Over the past twenty years,  I have operated from a VW Campervan during the all-day microwave contests. This has the advantage of lots of storage room for equipment,  a  table-and-seat operating position and the satisfaction of remaining  out of the wind and rain  during bad weather. The idea of standing outside all day, by tripod mounted gear has never appealed to me, even though I am quite used to Scottish mountain winters! In February this year I acquired a new vehicle, a VW Transporter, 1.9L diesel. It was a “bare” panel van when I received it from the dealer but I have since floored  and carpeted it as well as lining the interior walls with fibreglass wool, plywood and carpet. Side windows were then fitted in the sliding door and the wall opposite. No rear seats have been installed as this vehicle is for microwaves only! A small operating bench is bolted to the wall beneath the window. I fitted three VW roof bars to the vehicle and added two further longitudinal, square-section bars down from the front to the rear roof bars, thus forming a very rigid frame (see figure 1 below).
Figure 1 A metal plate, 19cm x 10cm, was then fitted  midway along each longitudinal bar and drilled to take U-bolts for a 3 metre long, 50mm diameter, aluminium pipe that runs under the frame from one side of the vehicle to the other. This forms a horizontal support for a 7 metre, 2 section mast that holds the 8 element 2m beam for talkback. No guys are needed as the mast as it has 3mm thick walls and is approximately 50mm diameter. I cut it into two sections and use a joining sleeve for full height. If conditions are extremely windy I can always use just one section but things have not yet come to that!

Photo 1

The mast in the foreground  supports the 144MHz beam. A Kee Klamp holds a turning handle at a suitable height. The 1.2m microwave dish antenna is not fixed to this mast as it is on a separate mast fixed to the ladder, seen in the background. The vertical 144MHz mast hinges on its support boom by means of a further
Kee Klamp, a 90 degree joiner used in scaffolding and  barrier structures. The base of the VHF mast slots over an axle stand (I have two in my garage … they are rarely used for car servicing!) to allow for easy rotation. The mast is locked into position by tightening the hexagonal bolt in the Kee Clamp.
The microwave antenna  mast is supported at the end of a short, 4 metre long ladder  section which is clamped to the van roof  bars. Here standard ladder clamps are employed. These allow a quick but secure attachment of the ladder to the roof bars. Around 1 metre of ladder projects beyond the back of the vehicle and a 3 metre high mast, consisting of 5mm wall aluminium, 48mm o.d., is attached to the side of the ladder, near the end rung. For this I use a caravan or trailer jockey wheel clamp, obtainable at low cost at any caravan spares supplier. The clamp is bolted to the outside of the ladder so that the ladder can still be used for climbing if need be.
PHOTO 3 .... shows the clamp in close-up. Note the sturdy locking handle and general rugged construction. The jockey wheel clamp allows both a secure support for the 3 metre mast and a convenient means of locking the mast in position when dish headings have been set.
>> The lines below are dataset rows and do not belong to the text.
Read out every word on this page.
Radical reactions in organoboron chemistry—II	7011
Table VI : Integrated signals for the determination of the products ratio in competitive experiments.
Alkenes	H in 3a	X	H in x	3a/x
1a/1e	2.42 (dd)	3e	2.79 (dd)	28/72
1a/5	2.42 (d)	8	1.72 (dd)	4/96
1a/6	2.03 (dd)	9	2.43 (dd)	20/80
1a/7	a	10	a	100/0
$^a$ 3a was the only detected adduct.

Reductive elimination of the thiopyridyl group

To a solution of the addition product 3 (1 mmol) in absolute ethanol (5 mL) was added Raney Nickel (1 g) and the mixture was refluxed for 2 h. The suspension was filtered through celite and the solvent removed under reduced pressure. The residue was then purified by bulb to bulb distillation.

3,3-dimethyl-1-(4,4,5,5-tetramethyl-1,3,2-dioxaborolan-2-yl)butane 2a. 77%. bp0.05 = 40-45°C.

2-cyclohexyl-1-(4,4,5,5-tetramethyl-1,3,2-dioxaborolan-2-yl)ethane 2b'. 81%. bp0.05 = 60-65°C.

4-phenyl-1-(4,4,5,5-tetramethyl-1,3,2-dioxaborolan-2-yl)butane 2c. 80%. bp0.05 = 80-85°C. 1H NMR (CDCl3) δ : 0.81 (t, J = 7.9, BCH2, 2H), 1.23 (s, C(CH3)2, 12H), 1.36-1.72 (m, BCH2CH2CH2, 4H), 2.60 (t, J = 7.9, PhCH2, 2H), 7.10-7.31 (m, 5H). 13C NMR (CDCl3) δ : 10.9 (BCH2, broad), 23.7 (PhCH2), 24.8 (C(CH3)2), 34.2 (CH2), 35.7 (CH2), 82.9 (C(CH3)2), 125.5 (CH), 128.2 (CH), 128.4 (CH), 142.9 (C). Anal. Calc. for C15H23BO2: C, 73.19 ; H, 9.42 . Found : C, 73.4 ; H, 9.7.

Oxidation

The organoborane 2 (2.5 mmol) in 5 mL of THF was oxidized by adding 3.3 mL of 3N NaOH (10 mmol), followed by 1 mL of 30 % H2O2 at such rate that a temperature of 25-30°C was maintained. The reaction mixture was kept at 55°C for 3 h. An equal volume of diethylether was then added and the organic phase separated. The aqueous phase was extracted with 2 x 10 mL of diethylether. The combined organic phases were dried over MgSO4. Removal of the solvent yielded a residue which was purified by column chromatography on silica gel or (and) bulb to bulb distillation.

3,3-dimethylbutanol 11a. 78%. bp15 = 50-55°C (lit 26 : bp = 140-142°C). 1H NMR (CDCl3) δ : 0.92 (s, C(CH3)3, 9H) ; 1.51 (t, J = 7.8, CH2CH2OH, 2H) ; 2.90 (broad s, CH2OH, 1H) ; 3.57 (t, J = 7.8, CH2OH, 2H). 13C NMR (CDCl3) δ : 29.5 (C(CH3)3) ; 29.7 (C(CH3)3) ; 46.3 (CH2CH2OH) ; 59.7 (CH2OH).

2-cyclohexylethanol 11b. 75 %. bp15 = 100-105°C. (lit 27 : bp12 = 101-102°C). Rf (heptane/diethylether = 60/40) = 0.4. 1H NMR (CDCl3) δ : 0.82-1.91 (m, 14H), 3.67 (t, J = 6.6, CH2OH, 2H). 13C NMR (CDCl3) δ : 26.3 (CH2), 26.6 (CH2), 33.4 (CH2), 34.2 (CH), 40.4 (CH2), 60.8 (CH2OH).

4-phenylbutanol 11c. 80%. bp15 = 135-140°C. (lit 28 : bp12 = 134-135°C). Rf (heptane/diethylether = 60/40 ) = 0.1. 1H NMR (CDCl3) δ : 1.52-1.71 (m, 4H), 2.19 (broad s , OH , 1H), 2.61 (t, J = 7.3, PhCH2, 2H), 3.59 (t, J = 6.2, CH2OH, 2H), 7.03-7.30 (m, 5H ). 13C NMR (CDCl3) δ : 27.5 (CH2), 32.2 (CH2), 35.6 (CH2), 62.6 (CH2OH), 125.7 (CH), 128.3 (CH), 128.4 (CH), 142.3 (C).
The mast stands in a further Kee Klamp fitting which is mounted on a wooden board upon which a 360 degree compass scale was carefully drawn and protected with clear varnish. The  board is anchored to the ground by means of tent pegs pushed through holes in each corner (see Photo 4). A simple direction pointer was made from a strip of aluminium , painted black and clamped to the pole as shown

The 1.2m dish has a mounting ring and this is used to attach it to the top of the support mast such that the dish can rotate through a full 360 degree arc, above the van roof. The 10GHz transverter is carried on a small platform attached to the mast, just below and behind the dish. A short length of WG16 flexiguide transfers the RF to a  “Chaparral” type feedhorn that came with the dish.  Once the mast and dish are elevated into position and clamped to the ladder, the transverter is placed on its platform and secured with a couple of “bungies”.  A 3-way spirit level (local D.I.Y again!) is then strapped to the mast and everything is trued up.

With 5 watts of RF output, a 1.2m dish and a HEMT receiver front-end, I now find that I can work 400km or more on 10GHz with relative ease, if conditions are anything like normal. I have the distinct impression that the dish performs better at the new height of approximately 3 metres above ground. Plans are now afoot to use the same dish on 5.7GHz with my newly constructed DB6NT 6cm transverter.

With a “bombproof” antenna support system and a roomy vehicle, I can now confidently face anything the British weather throws at me (says he,  with fingers crossed!). I hope readers might find some of this information of use and that we might see more dedicated portable microwave operators out and about in the various activity days and contests.